If you make a set of heavy gates of ornamental ironwork, you might work a diagonal brace to a high post into your design. Here's another idea: If you don;t want to go for two (2) deep independent footings on the gate posts, or perhaps soil conditions work against it, you might consider a one-piece spread footing. If you design a reinforced concrete spread footing with imbedded anchor bolts for both gate posts, you can accomplish s few things:
-handle the moment the gates put onto the bases of the gate posts
-hold both posts in good alignment so differential movment due to soil settling or frost heaving will not be an issue.

If you go with steel gate posts rather than masonry piers, you can always lay masonry around them to conceal them or incorporate them into a masonry wall. The posts could project above the top of the masonry wall and be topped with ornamental lamps or anything else that suited your ideas. Steel posts also let you weld on pads at the right orientation to mount the hinges. You can use 6" x 6" square rectangular structural tube and it will take a heck of a bending moment and provides a nice flat surface for welding mounting plates for the hinges.

I would suggest you machine the hinges out of steel plate, use bronze bushings and make sure to put grease fittings on. Make the hinge pins out of stainless and you can incorporate a thrust collar on each one.
I would not use ball bearing pillow blocks as the gate only sees angular motion.

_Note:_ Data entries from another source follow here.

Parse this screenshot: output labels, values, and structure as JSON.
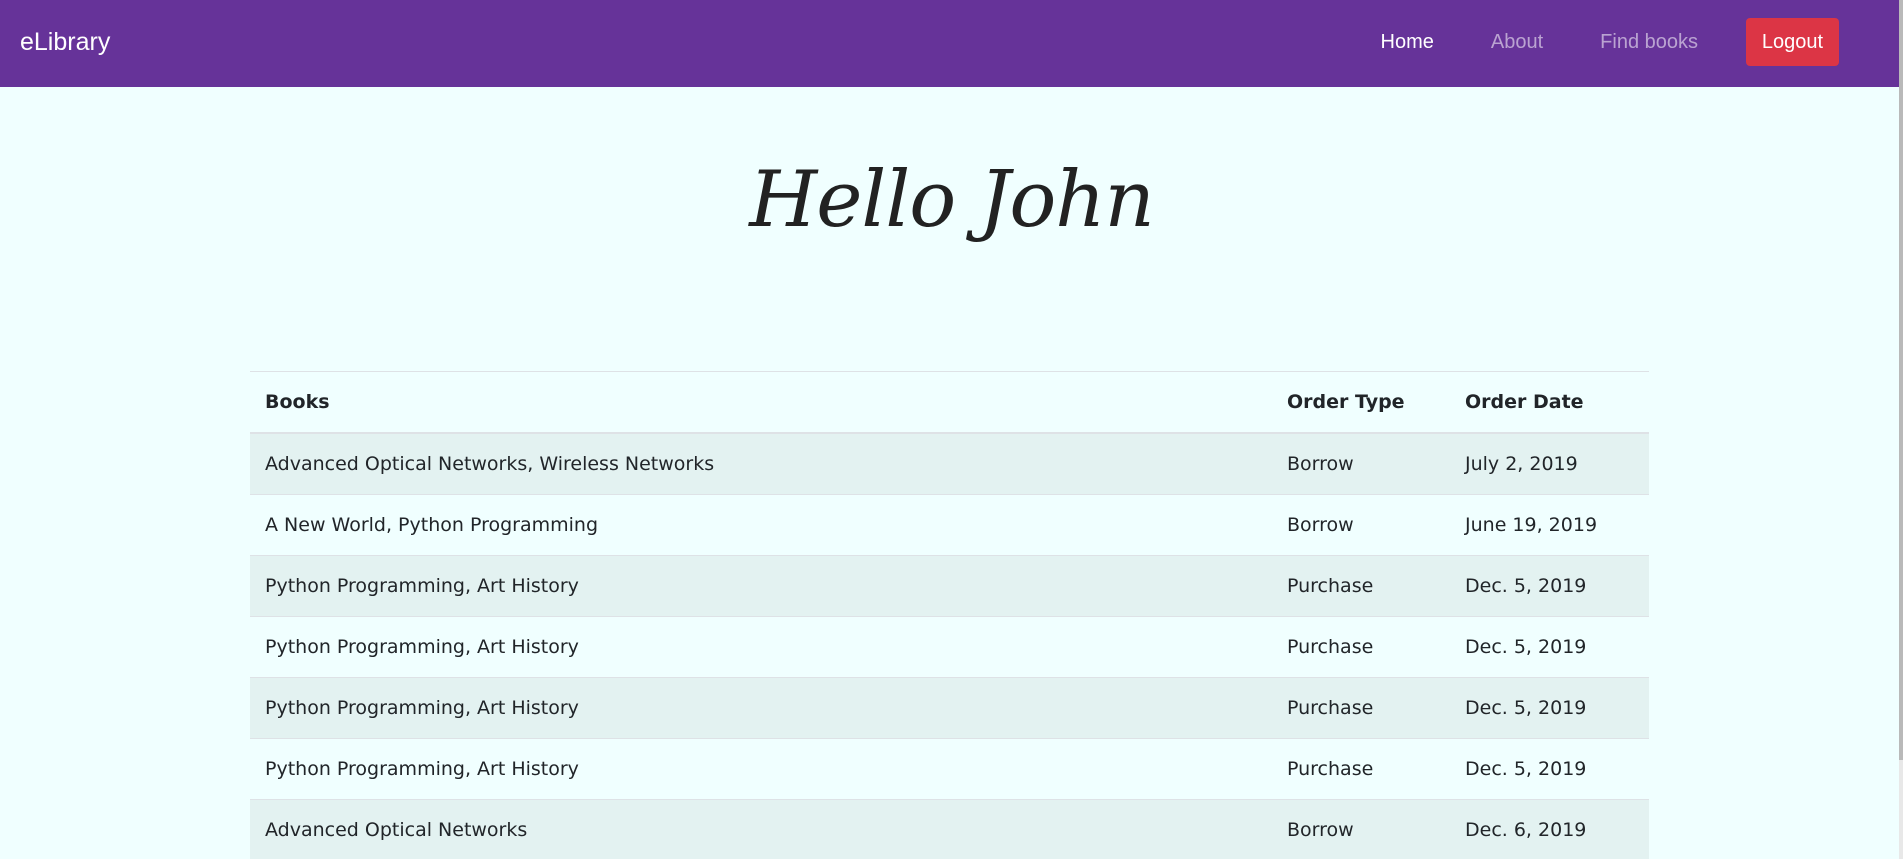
{
  "navbar": {
    "brand": "eLibrary",
    "links": {
      "home": "Home",
      "about": "About",
      "find_books": "Find books"
    },
    "logout_label": "Logout",
    "background": "#663399",
    "logout_color": "#dc3545"
  },
  "main": {
    "greeting": "Hello John"
  },
  "orders_table": {
    "headers": {
      "books": "Books",
      "order_type": "Order Type",
      "order_date": "Order Date"
    },
    "rows": [
      {
        "books": "Advanced Optical Networks, Wireless Networks",
        "order_type": "Borrow",
        "order_date": "July 2, 2019"
      },
      {
        "books": "A New World, Python Programming",
        "order_type": "Borrow",
        "order_date": "June 19, 2019"
      },
      {
        "books": "Python Programming, Art History",
        "order_type": "Purchase",
        "order_date": "Dec. 5, 2019"
      },
      {
        "books": "Python Programming, Art History",
        "order_type": "Purchase",
        "order_date": "Dec. 5, 2019"
      },
      {
        "books": "Python Programming, Art History",
        "order_type": "Purchase",
        "order_date": "Dec. 5, 2019"
      },
      {
        "books": "Python Programming, Art History",
        "order_type": "Purchase",
        "order_date": "Dec. 5, 2019"
      },
      {
        "books": "Advanced Optical Networks",
        "order_type": "Borrow",
        "order_date": "Dec. 6, 2019"
      }
    ]
  },
  "colors": {
    "page_background": "#f0ffff",
    "striped_row": "#e3f2f1"
  }
}
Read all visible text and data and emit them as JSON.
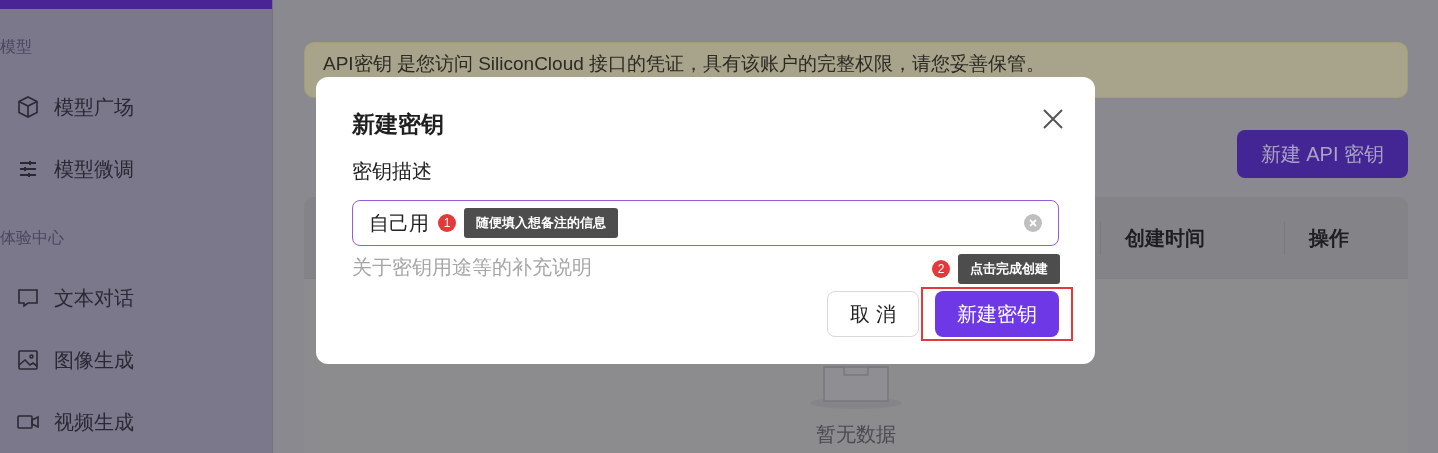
{
  "sidebar": {
    "sections": [
      {
        "title": "模型",
        "items": [
          {
            "label": "模型广场"
          },
          {
            "label": "模型微调"
          }
        ]
      },
      {
        "title": "体验中心",
        "items": [
          {
            "label": "文本对话"
          },
          {
            "label": "图像生成"
          },
          {
            "label": "视频生成"
          }
        ]
      }
    ]
  },
  "notice": {
    "text": "API密钥 是您访问 SiliconCloud 接口的凭证，具有该账户的完整权限，请您妥善保管。"
  },
  "new_key_button": {
    "label": "新建 API 密钥"
  },
  "table": {
    "columns": [
      "创建时间",
      "操作"
    ],
    "empty_text": "暂无数据"
  },
  "dialog": {
    "title": "新建密钥",
    "field_label": "密钥描述",
    "input": {
      "value": "自己用"
    },
    "help": "关于密钥用途等的补充说明",
    "buttons": [
      {
        "label": "取 消",
        "kind": "secondary"
      },
      {
        "label": "新建密钥",
        "kind": "primary",
        "highlighted": true
      }
    ]
  },
  "annotations": [
    {
      "number": "1",
      "text": "随便填入想备注的信息"
    },
    {
      "number": "2",
      "text": "点击完成创建"
    }
  ]
}
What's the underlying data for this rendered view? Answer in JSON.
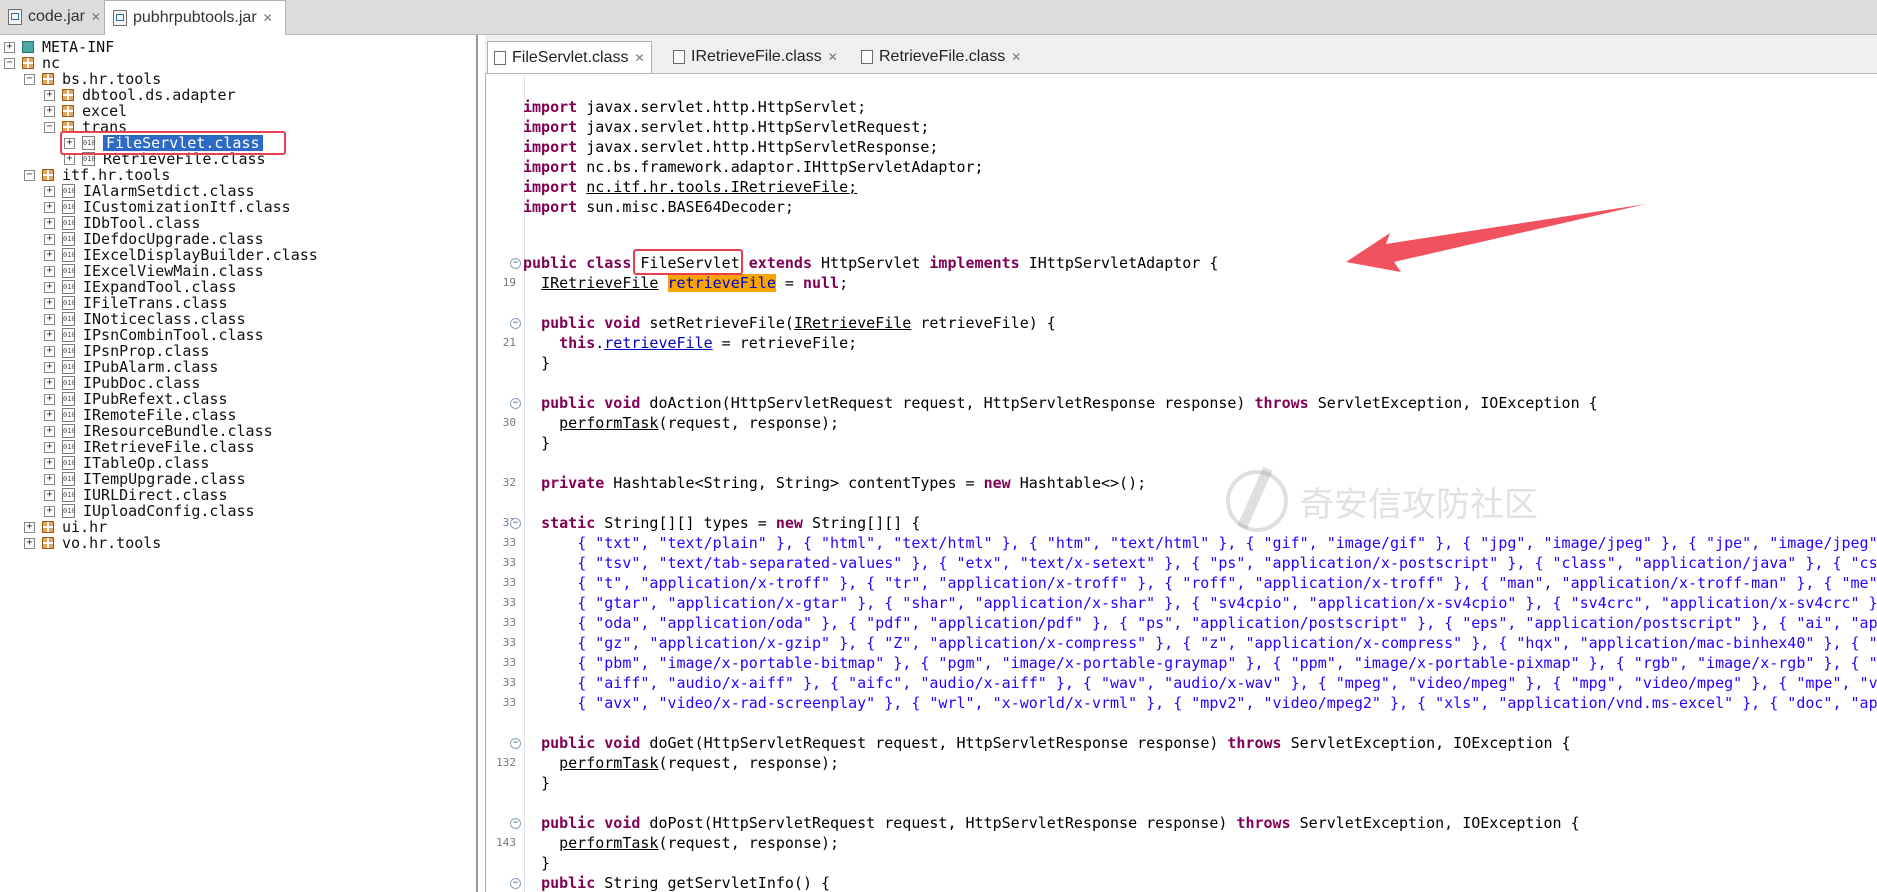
{
  "top_tabs": [
    {
      "label": "code.jar",
      "active": false
    },
    {
      "label": "pubhrpubtools.jar",
      "active": true
    }
  ],
  "tree": {
    "items": [
      {
        "label": "META-INF",
        "kind": "folder"
      },
      {
        "label": "nc",
        "kind": "package"
      },
      {
        "label": "bs.hr.tools",
        "kind": "package"
      },
      {
        "label": "dbtool.ds.adapter",
        "kind": "package"
      },
      {
        "label": "excel",
        "kind": "package"
      },
      {
        "label": "trans",
        "kind": "package"
      },
      {
        "label": "FileServlet.class",
        "kind": "class",
        "selected": true
      },
      {
        "label": "RetrieveFile.class",
        "kind": "class"
      },
      {
        "label": "itf.hr.tools",
        "kind": "package"
      },
      {
        "label": "IAlarmSetdict.class",
        "kind": "class"
      },
      {
        "label": "ICustomizationItf.class",
        "kind": "class"
      },
      {
        "label": "IDbTool.class",
        "kind": "class"
      },
      {
        "label": "IDefdocUpgrade.class",
        "kind": "class"
      },
      {
        "label": "IExcelDisplayBuilder.class",
        "kind": "class"
      },
      {
        "label": "IExcelViewMain.class",
        "kind": "class"
      },
      {
        "label": "IExpandTool.class",
        "kind": "class"
      },
      {
        "label": "IFileTrans.class",
        "kind": "class"
      },
      {
        "label": "INoticeclass.class",
        "kind": "class"
      },
      {
        "label": "IPsnCombinTool.class",
        "kind": "class"
      },
      {
        "label": "IPsnProp.class",
        "kind": "class"
      },
      {
        "label": "IPubAlarm.class",
        "kind": "class"
      },
      {
        "label": "IPubDoc.class",
        "kind": "class"
      },
      {
        "label": "IPubRefext.class",
        "kind": "class"
      },
      {
        "label": "IRemoteFile.class",
        "kind": "class"
      },
      {
        "label": "IResourceBundle.class",
        "kind": "class"
      },
      {
        "label": "IRetrieveFile.class",
        "kind": "class"
      },
      {
        "label": "ITableOp.class",
        "kind": "class"
      },
      {
        "label": "ITempUpgrade.class",
        "kind": "class"
      },
      {
        "label": "IURLDirect.class",
        "kind": "class"
      },
      {
        "label": "IUploadConfig.class",
        "kind": "class"
      },
      {
        "label": "ui.hr",
        "kind": "package"
      },
      {
        "label": "vo.hr.tools",
        "kind": "package"
      }
    ]
  },
  "editor_tabs": [
    {
      "label": "FileServlet.class",
      "active": true
    },
    {
      "label": "IRetrieveFile.class",
      "active": false
    },
    {
      "label": "RetrieveFile.class",
      "active": false
    }
  ],
  "code": {
    "imports": [
      "javax.servlet.http.HttpServlet;",
      "javax.servlet.http.HttpServletRequest;",
      "javax.servlet.http.HttpServletResponse;",
      "nc.bs.framework.adaptor.IHttpServletAdaptor;",
      "nc.itf.hr.tools.IRetrieveFile;",
      "sun.misc.BASE64Decoder;"
    ],
    "class_name": "FileServlet",
    "superclass": "HttpServlet",
    "interface": "IHttpServletAdaptor",
    "line_numbers": {
      "field": "19",
      "setter_body": "21",
      "doaction_body": "30",
      "hashtable": "32",
      "types": "33",
      "doget_body": "132",
      "dopost_body": "143"
    },
    "types_rows": [
      "{ \"txt\", \"text/plain\" }, { \"html\", \"text/html\" }, { \"htm\", \"text/html\" }, { \"gif\", \"image/gif\" }, { \"jpg\", \"image/jpeg\" }, { \"jpe\", \"image/jpeg\"",
      "{ \"tsv\", \"text/tab-separated-values\" }, { \"etx\", \"text/x-setext\" }, { \"ps\", \"application/x-postscript\" }, { \"class\", \"application/java\" }, { \"cs",
      "{ \"t\", \"application/x-troff\" }, { \"tr\", \"application/x-troff\" }, { \"roff\", \"application/x-troff\" }, { \"man\", \"application/x-troff-man\" }, { \"me\"",
      "{ \"gtar\", \"application/x-gtar\" }, { \"shar\", \"application/x-shar\" }, { \"sv4cpio\", \"application/x-sv4cpio\" }, { \"sv4crc\", \"application/x-sv4crc\" }",
      "{ \"oda\", \"application/oda\" }, { \"pdf\", \"application/pdf\" }, { \"ps\", \"application/postscript\" }, { \"eps\", \"application/postscript\" }, { \"ai\", \"ap",
      "{ \"gz\", \"application/x-gzip\" }, { \"Z\", \"application/x-compress\" }, { \"z\", \"application/x-compress\" }, { \"hqx\", \"application/mac-binhex40\" }, { \"",
      "{ \"pbm\", \"image/x-portable-bitmap\" }, { \"pgm\", \"image/x-portable-graymap\" }, { \"ppm\", \"image/x-portable-pixmap\" }, { \"rgb\", \"image/x-rgb\" }, { \"",
      "{ \"aiff\", \"audio/x-aiff\" }, { \"aifc\", \"audio/x-aiff\" }, { \"wav\", \"audio/x-wav\" }, { \"mpeg\", \"video/mpeg\" }, { \"mpg\", \"video/mpeg\" }, { \"mpe\", \"v",
      "{ \"avx\", \"video/x-rad-screenplay\" }, { \"wrl\", \"x-world/x-vrml\" }, { \"mpv2\", \"video/mpeg2\" }, { \"xls\", \"application/vnd.ms-excel\" }, { \"doc\", \"ap"
    ],
    "watermark": "奇安信攻防社区"
  },
  "colors": {
    "keyword": "#7f0055",
    "string": "#2a00ff",
    "highlight": "#f7a300",
    "selection": "#2d6ac4",
    "annotation": "#e84050"
  }
}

If you go with the idea of a monolithic foundation, go about 16" thick x 4 ft wide and extend it back beyond the posts by a couple of feet. The dead weight of this footing would then be (assuming 24' gate opening, 2 foot addtional for hinges/post clearance, 2 foot additional for posts/sole plates or about 30 ft overall length of footing) 24000 lbs. & would take 5.29 cubic yards of concrete. You will likely pay a minimum charge for a truckload of concrete, and a truck can hold 9-10 yards, so go for it and make the foundation as big and heavy as you can. I would suggest that it be reinforced (and I am guessing now) with some number 5 or number 6 rebar chords, and imbed some "L" anchor bolts of at least 5/8" diameter, 3/4" being better. Concrete and rebar are relatively cheap. If you don;t put a couple of concrete piers at each end down below the frost line, at least dig out and go with number two stone down below the frost line. This will give you a heck of a nice rigid foundation to anchor the posts to. By going with chords of number 5 or 6 rebar, the foundation then functions as a "beam" since the moments about the gate post bases tend to want to "bend" or "curl" the foundation ends upwards. You could make this fundation and set it down below the finished grade line by however deep your paving is going to be, and pour a couple of raised pads for the gate posts monolithic (engineering for "all in one pour") with the foundation This is all "pull it out of the air" kind of engineering (having practiced as an engineer for 32 years, you get a kind of sense about things) , and if you do design any sort of foundation system and posts, I would suggest you run some real numbers on it or get an engineer to check things for you. Once you get the foundation and posts in, if you do them heavy, you can be as creative as you like and won;t have to worry about a few hundred extra pounds of ornamental ironwork or wood slats or whatever you choose to finish the gates off with.